Due to high demand and over-subscriptions from the €100 million target, the final amount exceeded expectations by €150 million.
The tranches of the promissory note feature fixed as well as variable rates and maturities of three, three and a half, five, seven and ten years. All tranches were allocated at the lowest end of the respectively offered price range. The loan will be paid out to the company at the end of March and at the end of September 2020.
The proceeds will be used to finance the company generally and, in particular, to refinance the convertible bond that falls due on 12 September 2020 (volume: €99.8 million) and the five-year tranches of the promissory note issued in November 2015 that falls due on 27 November 2020 (volume: €140.5 million).
The issue will contribute to smoothing out the maturity profile and will widen the investor base of the SAF-Holland Group. The promissory note was placed with a total of 20 banks and institutional investors in Germany and abroad.
“In light of the current challenges facing the sector, we are extremely satisfied with the volume of the placement, which is well above our initial expectations,” said SAF-Holland Group CFO, Dr Matthias Heiden.

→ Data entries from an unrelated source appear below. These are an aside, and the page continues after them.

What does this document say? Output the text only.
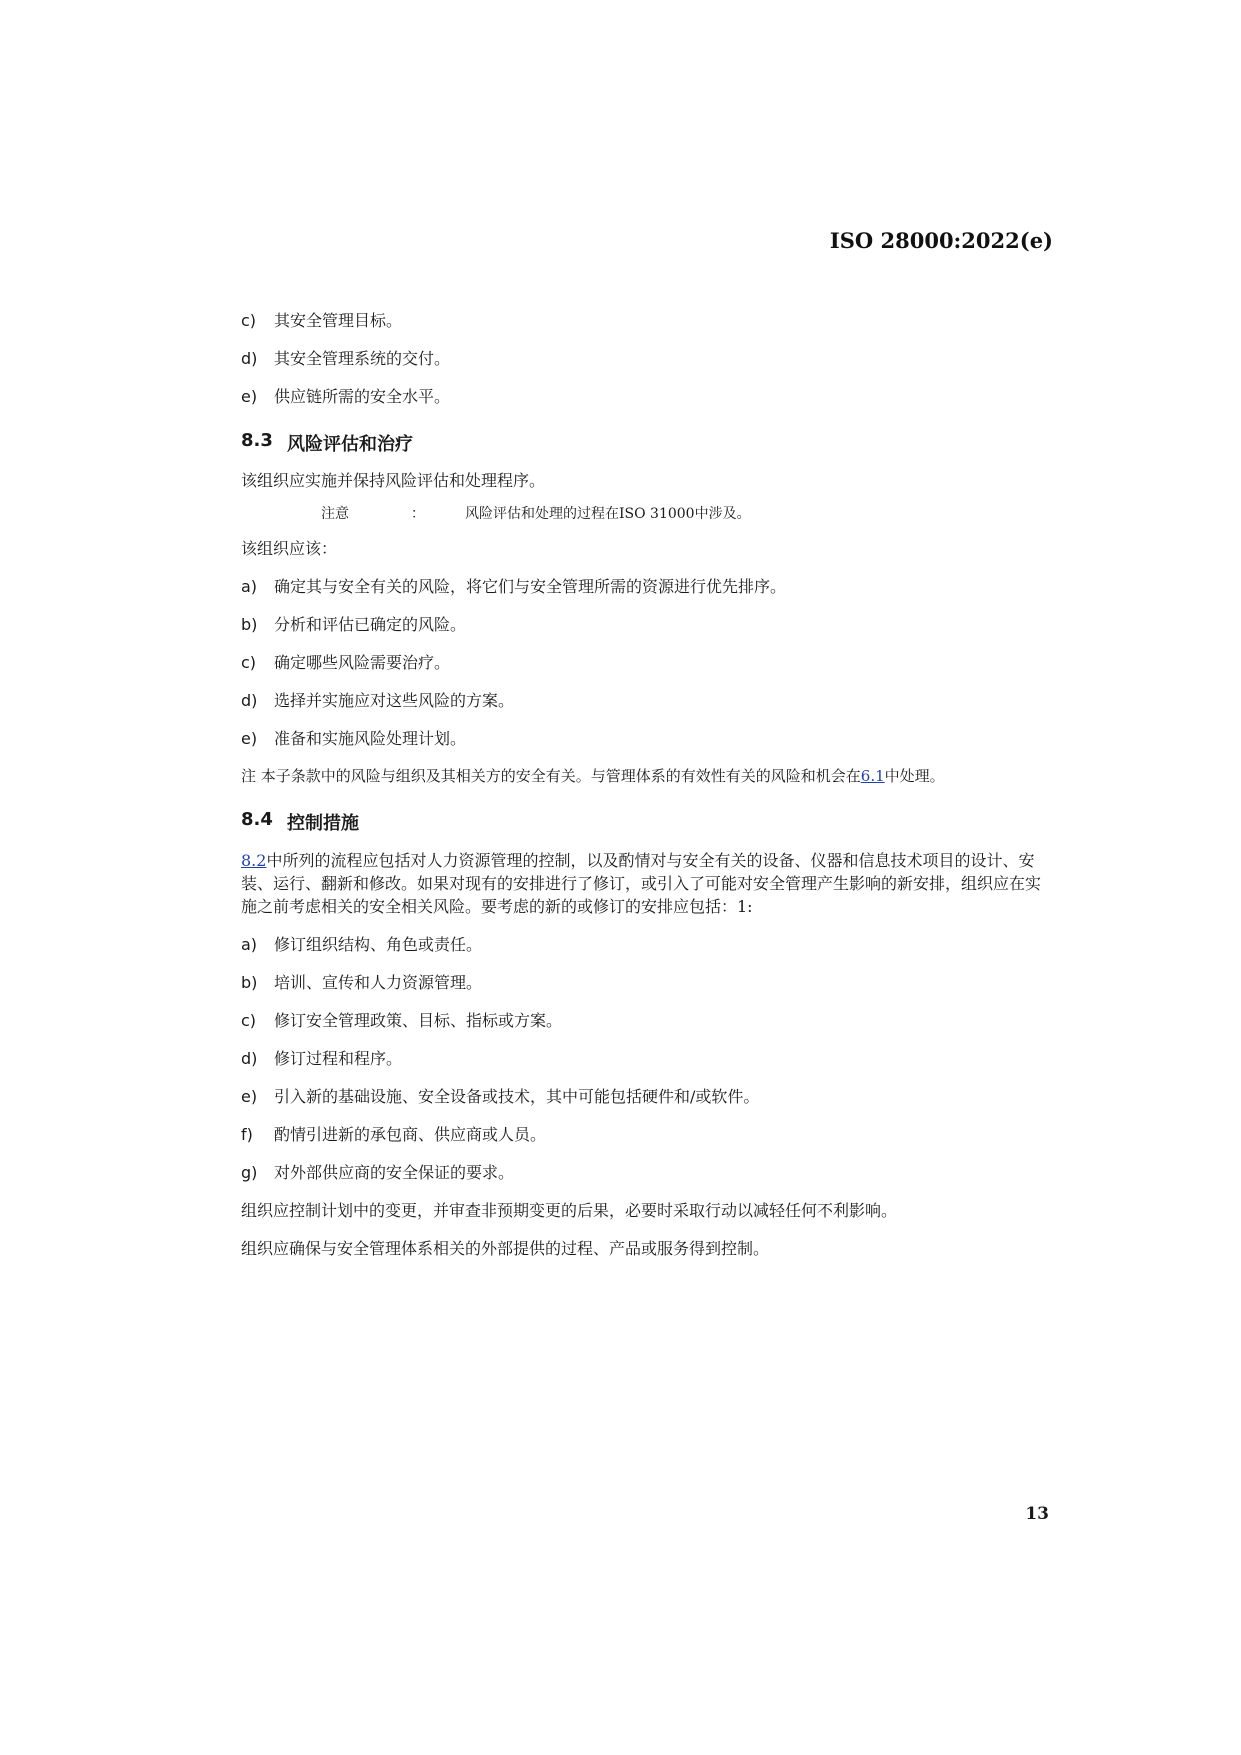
ISO 28000:2022(e)
c)	其安全管理目标。
d)	其安全管理系统的交付。
e)	供应链所需的安全水平。
8.3 风险评估和治疗
该组织应实施并保持风险评估和处理程序。
注意	：	风险评估和处理的过程在ISO 31000中涉及。
该组织应该：
a)	确定其与安全有关的风险，将它们与安全管理所需的资源进行优先排序。
b)	分析和评估已确定的风险。
c)	确定哪些风险需要治疗。
d)	选择并实施应对这些风险的方案。
e)	准备和实施风险处理计划。
注 本子条款中的风险与组织及其相关方的安全有关。与管理体系的有效性有关的风险和机会在6.1中处理。
8.4 控制措施
8.2中所列的流程应包括对人力资源管理的控制，以及酌情对与安全有关的设备、仪器和信息技术项目的设计、安装、运行、翻新和修改。如果对现有的安排进行了修订，或引入了可能对安全管理产生影响的新安排，组织应在实施之前考虑相关的安全相关风险。要考虑的新的或修订的安排应包括：1:
a)	修订组织结构、角色或责任。
b)	培训、宣传和人力资源管理。
c)	修订安全管理政策、目标、指标或方案。
d)	修订过程和程序。
e)	引入新的基础设施、安全设备或技术，其中可能包括硬件和/或软件。
f)	酌情引进新的承包商、供应商或人员。
g)	对外部供应商的安全保证的要求。
组织应控制计划中的变更，并审查非预期变更的后果，必要时采取行动以减轻任何不利影响。
组织应确保与安全管理体系相关的外部提供的过程、产品或服务得到控制。
13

“The pleasing response from debt investors and the attractive conditions of the promissory note confirm the excellent rating of the SAF-Holland Group and the trust placed in our strategic alignment as an innovative partner of the international commercial vehicle industry,” he said.
“The promissory note is another important element in the consistent implementation of our strategy and provides us with additional flexibility and planning certainty for the coming years,” said SAF-Holland Group CEO, Alexander Geis.
(Image: Simultaneous welding of beams to axle body by state-of-the-art welding robot.)